The E-2 Treaty Investor Visa is for international entrepreneurs and investors who wish to establish or acquire a business in the United States. The E-2 Visa option is much more accessible and less expensive than the EB-5 Visa program.
The EB-5 Investor Visa requires you to invest at least $500,000 to $1,000,000 in a US company to gain permanent residence. Comparatively, if you apply for an E-2 visa, you come to the US for 2 years initially. This period can be extended any number of times.
To apply for an E-2 Visa, you must meet the eligibility criteria for the visa program. Here are some details about the E-2 investor visa program that you must keep in mind.
What Do You Need to Know About the E-2 Visa?
Substantial and “At-Risk” Investment:
As an E-2 investor, you will be required to prove that the capital you invested in the business is substantial and at risk.
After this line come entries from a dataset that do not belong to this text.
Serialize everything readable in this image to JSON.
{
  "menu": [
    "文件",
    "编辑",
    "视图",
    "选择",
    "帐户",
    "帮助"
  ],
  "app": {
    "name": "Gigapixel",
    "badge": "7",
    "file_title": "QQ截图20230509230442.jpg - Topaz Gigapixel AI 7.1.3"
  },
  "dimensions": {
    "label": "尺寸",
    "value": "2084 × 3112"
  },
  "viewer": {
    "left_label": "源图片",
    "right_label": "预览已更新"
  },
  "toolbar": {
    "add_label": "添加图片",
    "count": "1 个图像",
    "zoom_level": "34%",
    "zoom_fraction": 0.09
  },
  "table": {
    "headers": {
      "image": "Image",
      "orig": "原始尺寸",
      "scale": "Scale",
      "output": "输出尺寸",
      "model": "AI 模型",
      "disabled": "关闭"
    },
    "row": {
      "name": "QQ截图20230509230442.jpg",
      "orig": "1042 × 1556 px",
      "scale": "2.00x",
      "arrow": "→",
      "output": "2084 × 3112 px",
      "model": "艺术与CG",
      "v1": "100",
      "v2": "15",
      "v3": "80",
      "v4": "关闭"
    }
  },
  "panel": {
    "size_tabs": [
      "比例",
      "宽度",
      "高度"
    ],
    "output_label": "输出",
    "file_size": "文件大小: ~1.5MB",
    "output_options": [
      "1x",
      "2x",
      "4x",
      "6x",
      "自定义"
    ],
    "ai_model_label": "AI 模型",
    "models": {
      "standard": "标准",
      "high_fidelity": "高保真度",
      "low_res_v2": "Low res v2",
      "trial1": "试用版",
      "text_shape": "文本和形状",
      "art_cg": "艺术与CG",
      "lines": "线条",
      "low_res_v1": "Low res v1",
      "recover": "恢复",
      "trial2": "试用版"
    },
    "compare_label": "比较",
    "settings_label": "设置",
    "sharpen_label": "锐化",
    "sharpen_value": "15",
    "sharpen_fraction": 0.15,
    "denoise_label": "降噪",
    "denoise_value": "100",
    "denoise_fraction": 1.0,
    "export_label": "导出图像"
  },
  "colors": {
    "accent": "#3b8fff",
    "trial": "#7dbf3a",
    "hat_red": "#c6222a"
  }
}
You will be required to have a detailed business plan for your venture and the substantiality of your investment based on the following factors:
- You must own at least 50% of the business you are investing in
- If you can not own 50% of the business, you must control the operations through a managerial position
- The amount invested in the business must be compared to the total cost of buying or establishing the business
- The amount must be substantial enough to demonstrate that you are committed to the success of the business
- You must be directly involved in the operations and management of the business
- The lower the cost of the business, the higher the proportion of the cost of investment should be. If the investment is less than $100,000, you will be required to provide the full amount
The investment made by the investor must be ‘at-risk or irrevocable. You can present the following documents to demonstrate that your investment is at risk:
- Canceled checks or money orders
- Business bill of sale
- Escrow documents
- Itemized list of goods and materials purchased for the start-up of the business
Marginal Nature:
The business being acquired can not be marginal, meaning that it can not increase in value through passive investment or idle means. For example, purchasing and holding the land in hopes of future value increase to earn profits.
Your business must generate an income that fulfills more than just the needs of you and your family but also enough to significantly contribute to the US economy.